= Roy Belton =

Lynching victim

Roy Belton (1900 or 1901 – August 28, 1920) was a 19-year-old white man arrested in Tulsa, Oklahoma with a female accomplice for the August 21, 1920, robbery and murder of a white man, local taxi driver Homer Nida. He was taken from the county jail by a group of armed men, after a confrontation with the sheriff, and taken to an isolated area where he was lynched.

==Background==
Nida, hospitalized with a gunshot wound to the stomach, had identified Belton as the person who robbed and shot him. Belton confessed after being arrested, but told police the shooting was an accident. Rumors began to spread of mob justice if Nida died. While Nida was hospitalized, local newspaper the Tulsa Tribune published Belton's photo and said that he "planned to escape on a plea of insanity". Nida died a week after being shot, and his wife was quoted as saying "I hope that justice will be done for they have taken an innocent life and ruined my happiness. They deserve to be mobbed but the other way is better".

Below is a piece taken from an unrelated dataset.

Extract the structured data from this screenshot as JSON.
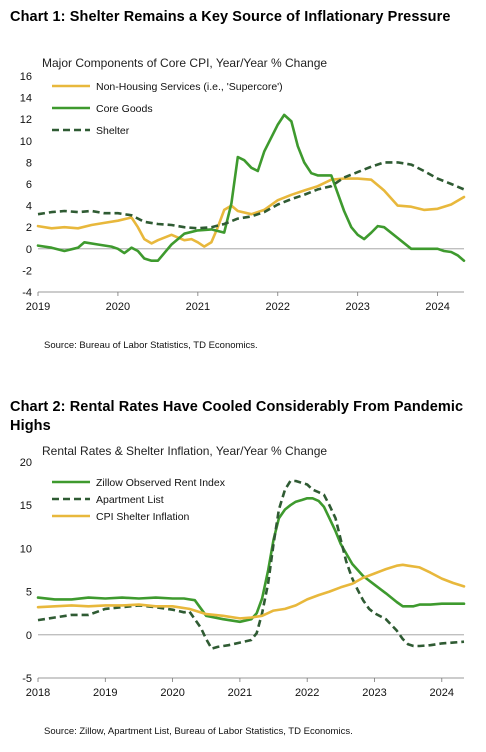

That night a crowd gathered at the Tulsa County Court House, where the county jail was located on the top floor. Several armed men entered the building, where they confronted Sheriff James Wooley and ordered him to release Belton. They took Belton outside and drove him in his victim's taxi to a lonely road near Jenks, about 9 mi outside Tulsa, and lynched him. At the scene, local police kept onlookers away from Belton and his captors and directed traffic.

==Aftermath==
Governor James Robertson condemned the lynching and tried to remove Sheriff Wooley from his elected position. An all-white grand jury investigated, but indicted no one. Police Chief John Gustafson stated his disapproval of mob rule, but also warned that the public in Tulsa was not prejudiced against such an action. Both the Tulsa Tribune and the Tulsa World, capitalizing on sensationalism, published editorials that spoke approvingly of the mob action.

A. J. Smitherman, editor of the black-owned newspaper, Tulsa Star, realized that, if a mob could lynch a white man, no black man would be safe if he were jailed. Later, he warned that blacks should take matters into their own hands if another black were arrested.

The next year another teenager Dick Rowland was arrested on a complaint from a white woman (Rowland was black) who was not his alleged victim. The Tulsa Tribune published inflammatory material about the incident. Aware of the failure of Tulsa police to defend the white Belton against a lynch mob, a large armed group of black men marched to the courthouse in the night offering to help the sheriff's deputies defend Rowland when a crowd gathered outside the courthouse. The Sheriff said they did not need assistance. Hours later an armed confrontation took place outside the courthouse, and the Tulsa Race Massacre of 1921 broke out.